Мотька накрывает Семену стол в его комнате. Сегодня подадут ему отдельно от взрослых. С каких это пор? Почему? Разве раньше он не всё слушал?

* * *

Уже совсем темнеть стало, когда подошел он к дому Ивана Прокофьевича. В окнах горит свет, мороз на улице крепкий, и рад он войти в теплую прихожую и сбросить, наконец, тонкую, совершенно промерзшую, шинель на сундук. Вешалок тут не водится. В самой дальней комнате, еще больше загроможденной книгами и мебелью, чем раньше, расселись у стола гости и указала ему Марья Моревна стул рядом с собой. Кипит самовар, горой навалены бублики, стоит мисочка с коровьим маслом и лежит в тарелках нарезанный пеклеванный хлеб. В огромной миске горой наложены куски чайной колбасы. Все кивают ему головами, хозяин дома Иван Прокофьевич, какой-то неизвестный пехотный офицер, бледный и истощенный, как узнал он позднее, поправляющийся в лазарете тяжелораненый, пьют чай, мастеря сами себе бутерброды с колбасой или, сняв с самовара размякший от пара бублик, режут его вдоль на две части и намазывают маслом. Как опоздавшему, делает ему хозяйка бутерброд собственноручно и наливает чай. Разговор, видимо, давно уже начался, и, лишь бросив короткий взгляд на нового гостя, продолжает бледный офицер:

- ...Пришли мне мысли эти в голову, когда я в первый раз по-настоящему в лазарете в себя пришел. Лежал я в офицерской палате, у нас еще сравнительно сносно было, а вот что в солдатских творилось, думаю, сами вы знаете, лишний раз ужасы эти рассказывать не приходится. Теснота, лежат на соломе, на полу, вповалку, персонала не хватает, докторов рвут в разные стороны, сестры мечутся, как полоумные, ни отдыху им, ни сроку. А каждый день всё новые и новые раненые прибывают. Холод такой, что руки под одеялом мерзнут. И вот, ко всему присмотревшись и о всём раздумавши, понял я тогда, что делит нас и солдат какая-то невидимая стена, и ничем ее не пробить... Несмотря на то, что лежу я также с развороченным животом, и того и гляди, дубу дам. Молча мимо проходят, будто я какой-то зачумленный, проворовавшийся. А не мы ли, не офицеры ли, первыми гибнем? Ведь процент убитых офицеров нисколько не ниже...

Хозяйка поближе пододвигает ему тарелку с бутербродами и перебивает его, нисколько не смущаясь:

- Стену эту создавали веками те, кому вы, по мнению солдат, как цепные собаки, верой и правдой служите, а их, солдат, на убой гоните.
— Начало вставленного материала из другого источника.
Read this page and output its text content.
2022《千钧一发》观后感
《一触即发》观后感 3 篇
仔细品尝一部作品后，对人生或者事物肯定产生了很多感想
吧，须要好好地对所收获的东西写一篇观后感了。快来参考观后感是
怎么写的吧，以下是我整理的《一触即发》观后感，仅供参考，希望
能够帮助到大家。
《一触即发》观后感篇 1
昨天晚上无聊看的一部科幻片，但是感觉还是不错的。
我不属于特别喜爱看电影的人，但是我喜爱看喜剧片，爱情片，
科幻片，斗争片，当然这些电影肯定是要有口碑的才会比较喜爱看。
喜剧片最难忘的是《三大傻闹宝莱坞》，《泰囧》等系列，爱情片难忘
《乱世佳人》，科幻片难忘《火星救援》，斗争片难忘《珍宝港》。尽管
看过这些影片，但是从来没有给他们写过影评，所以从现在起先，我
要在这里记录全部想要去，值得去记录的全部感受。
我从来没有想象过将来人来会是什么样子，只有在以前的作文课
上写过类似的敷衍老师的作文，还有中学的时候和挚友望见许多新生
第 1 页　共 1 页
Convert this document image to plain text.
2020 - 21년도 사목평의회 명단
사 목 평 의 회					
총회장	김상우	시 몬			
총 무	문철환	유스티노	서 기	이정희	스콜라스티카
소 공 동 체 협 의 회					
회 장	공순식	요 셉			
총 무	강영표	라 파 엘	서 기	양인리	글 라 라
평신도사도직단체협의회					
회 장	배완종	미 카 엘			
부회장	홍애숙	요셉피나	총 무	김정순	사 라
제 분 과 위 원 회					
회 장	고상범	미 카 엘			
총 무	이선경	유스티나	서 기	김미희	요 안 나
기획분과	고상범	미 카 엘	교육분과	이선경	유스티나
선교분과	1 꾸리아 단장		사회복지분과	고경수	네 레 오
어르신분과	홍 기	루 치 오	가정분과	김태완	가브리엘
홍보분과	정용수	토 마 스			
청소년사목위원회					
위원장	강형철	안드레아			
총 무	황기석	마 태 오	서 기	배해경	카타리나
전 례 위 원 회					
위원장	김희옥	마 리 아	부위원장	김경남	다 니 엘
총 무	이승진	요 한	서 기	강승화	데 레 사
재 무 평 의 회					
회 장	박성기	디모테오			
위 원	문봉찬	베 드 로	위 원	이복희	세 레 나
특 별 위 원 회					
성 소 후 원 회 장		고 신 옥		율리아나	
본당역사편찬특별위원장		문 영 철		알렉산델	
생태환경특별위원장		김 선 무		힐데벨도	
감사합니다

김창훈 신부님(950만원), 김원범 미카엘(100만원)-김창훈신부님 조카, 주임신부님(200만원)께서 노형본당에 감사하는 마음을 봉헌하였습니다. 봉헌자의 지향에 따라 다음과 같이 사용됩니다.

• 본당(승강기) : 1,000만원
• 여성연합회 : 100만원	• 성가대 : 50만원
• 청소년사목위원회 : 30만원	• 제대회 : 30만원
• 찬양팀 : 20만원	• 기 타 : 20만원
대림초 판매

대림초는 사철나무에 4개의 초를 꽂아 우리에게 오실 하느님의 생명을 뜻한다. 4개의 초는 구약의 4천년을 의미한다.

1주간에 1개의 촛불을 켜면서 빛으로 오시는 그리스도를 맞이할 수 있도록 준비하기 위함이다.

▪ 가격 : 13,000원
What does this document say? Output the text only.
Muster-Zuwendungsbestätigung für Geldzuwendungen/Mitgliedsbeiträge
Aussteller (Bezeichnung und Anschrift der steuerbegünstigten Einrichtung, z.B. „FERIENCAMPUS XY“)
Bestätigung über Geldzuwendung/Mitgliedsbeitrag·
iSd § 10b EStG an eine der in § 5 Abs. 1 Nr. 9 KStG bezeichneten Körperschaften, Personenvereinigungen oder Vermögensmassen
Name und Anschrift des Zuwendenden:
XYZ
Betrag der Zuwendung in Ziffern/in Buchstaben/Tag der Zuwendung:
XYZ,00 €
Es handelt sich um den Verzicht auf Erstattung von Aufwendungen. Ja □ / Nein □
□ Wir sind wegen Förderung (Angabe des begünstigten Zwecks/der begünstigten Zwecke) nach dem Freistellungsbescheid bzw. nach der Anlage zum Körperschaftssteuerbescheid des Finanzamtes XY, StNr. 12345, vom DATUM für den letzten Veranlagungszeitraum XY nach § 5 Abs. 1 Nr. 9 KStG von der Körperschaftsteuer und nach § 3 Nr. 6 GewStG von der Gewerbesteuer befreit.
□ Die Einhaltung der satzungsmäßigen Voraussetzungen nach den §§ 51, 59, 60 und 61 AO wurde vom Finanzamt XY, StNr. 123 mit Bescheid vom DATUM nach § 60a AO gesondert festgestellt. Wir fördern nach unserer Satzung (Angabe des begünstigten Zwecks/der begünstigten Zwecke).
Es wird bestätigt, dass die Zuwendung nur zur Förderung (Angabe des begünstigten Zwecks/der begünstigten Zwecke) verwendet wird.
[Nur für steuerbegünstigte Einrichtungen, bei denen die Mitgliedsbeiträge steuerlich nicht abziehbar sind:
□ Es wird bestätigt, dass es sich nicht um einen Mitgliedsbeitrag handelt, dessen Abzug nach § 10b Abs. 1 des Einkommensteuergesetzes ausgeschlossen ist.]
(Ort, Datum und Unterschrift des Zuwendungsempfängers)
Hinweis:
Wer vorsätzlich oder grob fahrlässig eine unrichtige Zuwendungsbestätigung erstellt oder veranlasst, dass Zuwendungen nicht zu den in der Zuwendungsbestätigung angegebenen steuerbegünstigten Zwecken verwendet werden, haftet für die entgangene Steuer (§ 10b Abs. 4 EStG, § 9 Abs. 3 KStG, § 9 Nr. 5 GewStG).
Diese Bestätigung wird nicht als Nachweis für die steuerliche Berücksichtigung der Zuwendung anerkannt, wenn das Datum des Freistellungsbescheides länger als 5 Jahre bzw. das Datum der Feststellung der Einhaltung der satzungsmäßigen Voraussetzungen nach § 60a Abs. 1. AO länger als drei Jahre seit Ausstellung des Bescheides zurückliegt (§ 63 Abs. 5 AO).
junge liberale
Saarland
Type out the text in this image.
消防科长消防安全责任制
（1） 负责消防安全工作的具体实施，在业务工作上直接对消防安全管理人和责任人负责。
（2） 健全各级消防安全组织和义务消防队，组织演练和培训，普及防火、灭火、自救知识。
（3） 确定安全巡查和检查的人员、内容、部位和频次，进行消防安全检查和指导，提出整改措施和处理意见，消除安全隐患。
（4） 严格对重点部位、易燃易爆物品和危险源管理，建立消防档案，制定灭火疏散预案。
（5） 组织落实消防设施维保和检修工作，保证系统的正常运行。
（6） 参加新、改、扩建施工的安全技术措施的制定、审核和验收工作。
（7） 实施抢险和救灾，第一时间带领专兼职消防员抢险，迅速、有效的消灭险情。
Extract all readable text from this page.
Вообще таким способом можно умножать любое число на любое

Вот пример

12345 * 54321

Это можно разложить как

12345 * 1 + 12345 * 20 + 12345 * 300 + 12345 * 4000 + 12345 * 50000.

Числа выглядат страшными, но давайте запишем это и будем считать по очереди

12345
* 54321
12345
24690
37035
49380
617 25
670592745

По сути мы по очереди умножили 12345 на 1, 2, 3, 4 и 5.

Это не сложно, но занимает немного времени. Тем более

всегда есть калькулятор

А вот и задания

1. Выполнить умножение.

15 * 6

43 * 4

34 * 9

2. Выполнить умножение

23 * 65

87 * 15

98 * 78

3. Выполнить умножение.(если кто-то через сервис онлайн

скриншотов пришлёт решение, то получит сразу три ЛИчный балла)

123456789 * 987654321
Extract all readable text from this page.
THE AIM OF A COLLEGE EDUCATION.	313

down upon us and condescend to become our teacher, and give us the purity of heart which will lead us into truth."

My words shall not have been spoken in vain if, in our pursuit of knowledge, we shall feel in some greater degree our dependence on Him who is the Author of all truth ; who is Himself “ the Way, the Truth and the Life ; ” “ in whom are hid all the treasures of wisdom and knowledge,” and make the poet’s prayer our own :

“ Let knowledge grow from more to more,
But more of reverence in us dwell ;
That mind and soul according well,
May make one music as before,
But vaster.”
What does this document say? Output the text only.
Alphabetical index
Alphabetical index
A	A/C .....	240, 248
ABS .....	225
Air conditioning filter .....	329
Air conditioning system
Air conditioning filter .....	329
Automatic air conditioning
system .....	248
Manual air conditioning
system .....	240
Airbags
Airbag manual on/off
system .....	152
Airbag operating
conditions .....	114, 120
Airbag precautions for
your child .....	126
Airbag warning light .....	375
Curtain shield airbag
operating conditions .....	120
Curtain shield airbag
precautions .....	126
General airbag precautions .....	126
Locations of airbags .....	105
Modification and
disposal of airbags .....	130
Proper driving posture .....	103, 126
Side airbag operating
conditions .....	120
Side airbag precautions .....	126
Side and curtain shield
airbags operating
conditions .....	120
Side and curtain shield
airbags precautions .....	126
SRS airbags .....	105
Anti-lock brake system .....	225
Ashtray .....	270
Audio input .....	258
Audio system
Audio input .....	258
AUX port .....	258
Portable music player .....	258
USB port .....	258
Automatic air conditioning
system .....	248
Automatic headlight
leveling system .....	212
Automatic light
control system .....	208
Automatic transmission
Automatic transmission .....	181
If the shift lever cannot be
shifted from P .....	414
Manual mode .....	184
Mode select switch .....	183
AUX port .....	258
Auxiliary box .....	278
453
Веками чуждались вы своего народа. Вон хоть баталера нашего спросите, как матросы на своих офицеров смотрят. Да как на врагов лютых. Всё у нас строилось на священном авторитете высших, на абсолютной их непогрешимости. И казалось народу, что правящие им делают всё по принципу: что моя левая нога пожелает. И вот теперь, когда авторитет этот дал такую страшную трещину, когда рушатся устои совершенно сгнившего режима, что же иное можете вы от солдат ожидать? Народу вы чужды, он и вас лично считает виноватым и ответственным за всё.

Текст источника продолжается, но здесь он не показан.